User applications writing to CDAP System tables

One of the aspects of impersonation that we did not consider is that YARN applications corresponding to a CDAP program will no longer have permissions as the 'cdap' system user. For instance, if the program is configured to be launched as user 'joe', it is not guaranteed that 'joe' has access to the 'cdap_system' hbase namespace or to system tables. However, the yarn application still (currently) writes to system tables.
Here are examples of when a user program writes to system tables:

Update run records (started, stopped, etc).
Updates to workflow token
Lineage and usage registry updates upon calls to getDataset and addInput / addOutput
Reading config store, for resolving runtime arguments, when launching programs from workflows

One possible solution to this is to still launch the YARN applications as the 'cdap' system user and only execute user code within it as the impersonated user (i.e. 'joe'). However, this does not doable because even when control is passed to the user, writes to system tables still can happen - for instance, when user calls getDataset or updateWorkflowToken.
An alternate solution is to expose a service in master (app-fabric?) that exposes functionality for specific writes to system tables. This would be a service that the user yarn application would call whenever it wants to record run record data, updates to workflow token, lineage, etc.
There are certainly downsides to this:

Inefficiency - it would be more efficient for the client calling this service to directly make the writes/updates to hbase
Potential bottleneck - if there are N workflows, each updating workflow token, this service would be a bottleneck for all of them

Any thoughts on this approach, or workable alternatives to this, are welcome.

Pending Questions

How will admins configure multiple keytabs (for the various configured principals).
Should we restrict updates to particular fields of the NamespaceConfig? Making it a 'final' configuration may simplify edge cases of the implementation, and will also reduce runtime failures.
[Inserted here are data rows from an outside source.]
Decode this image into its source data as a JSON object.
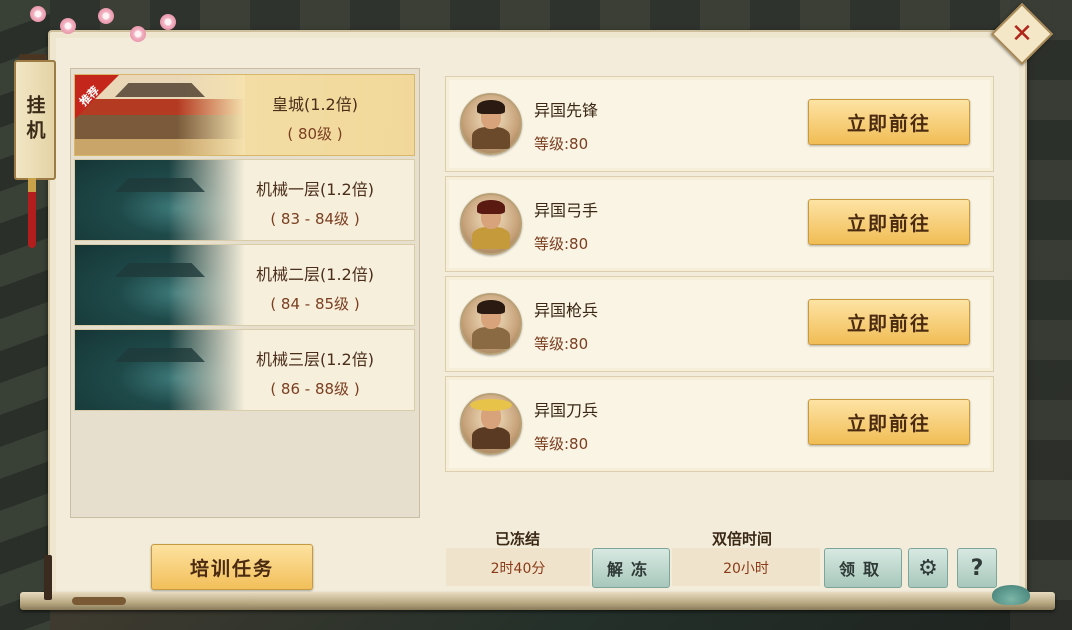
{
  "side_tab": {
    "label": "挂机"
  },
  "maps": [
    {
      "name": "皇城(1.2倍)",
      "level": "( 80级 )",
      "badge": "推荐",
      "selected": true
    },
    {
      "name": "机械一层(1.2倍)",
      "level": "( 83 - 84级 )",
      "selected": false
    },
    {
      "name": "机械二层(1.2倍)",
      "level": "( 84 - 85级 )",
      "selected": false
    },
    {
      "name": "机械三层(1.2倍)",
      "level": "( 86 - 88级 )",
      "selected": false
    }
  ],
  "enemies": [
    {
      "name": "异国先锋",
      "level": "等级:80",
      "button": "立即前往"
    },
    {
      "name": "异国弓手",
      "level": "等级:80",
      "button": "立即前往"
    },
    {
      "name": "异国枪兵",
      "level": "等级:80",
      "button": "立即前往"
    },
    {
      "name": "异国刀兵",
      "level": "等级:80",
      "button": "立即前往"
    }
  ],
  "bottom": {
    "train_button": "培训任务",
    "frozen_label": "已冻结",
    "frozen_value": "2时40分",
    "unfreeze_button": "解冻",
    "double_label": "双倍时间",
    "double_value": "20小时",
    "claim_button": "领取",
    "settings_icon": "gear-icon",
    "help_label": "?"
  },
  "close": {
    "label": "✕"
  },
  "colors": {
    "accent": "#f1bd55",
    "panel": "#f3ecda",
    "close": "#b2261a"
  }
}
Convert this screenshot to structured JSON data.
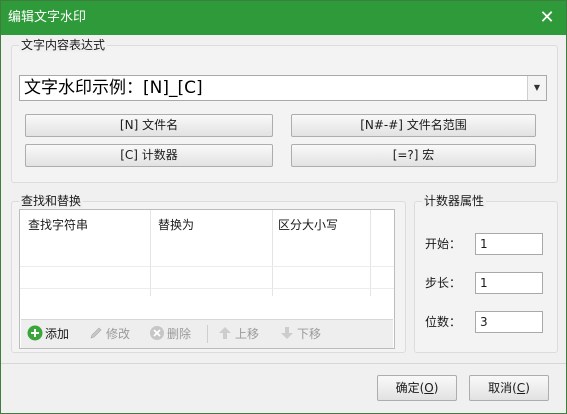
{
  "window": {
    "title": "编辑文字水印",
    "close_glyph": "✕"
  },
  "expression_group": {
    "label": "文字内容表达式",
    "combo_value": "文字水印示例：[N]_[C]",
    "buttons": {
      "filename": "[N] 文件名",
      "filename_range": "[N#-#] 文件名范围",
      "counter": "[C] 计数器",
      "macro": "[=?] 宏"
    }
  },
  "replace_group": {
    "label": "查找和替换",
    "columns": [
      "查找字符串",
      "替换为",
      "区分大小写"
    ],
    "toolbar": {
      "add": "添加",
      "edit": "修改",
      "delete": "删除",
      "move_up": "上移",
      "move_down": "下移"
    }
  },
  "counter_group": {
    "label": "计数器属性",
    "start_label": "开始：",
    "start_value": "1",
    "step_label": "步长：",
    "step_value": "1",
    "digits_label": "位数：",
    "digits_value": "3"
  },
  "footer": {
    "ok_label": "确定(",
    "ok_key": "O",
    "ok_end": ")",
    "cancel_label": "取消(",
    "cancel_key": "C",
    "cancel_end": ")"
  },
  "colors": {
    "titlebar": "#2f9a3a",
    "add_icon": "#3aa63a"
  }
}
For instance, if user changes the principal of a namespace, the user would have to ensure that this new principal has all the appropriate permissions.
When launching jobs through twill, staging directory is always cdap/twill/...; Do we need to change twill to pass in staging dir through prepareRun?
If a user is logged into cdap as 'ali', shouldn't we run the YARN app as user 'ali', instead of the mapping configured on the namespace/app/etc.?
Programs launched by workflow - how will the appropriate principal be used for the launched programs (Mapreduce, Spark, Custom Action, etc).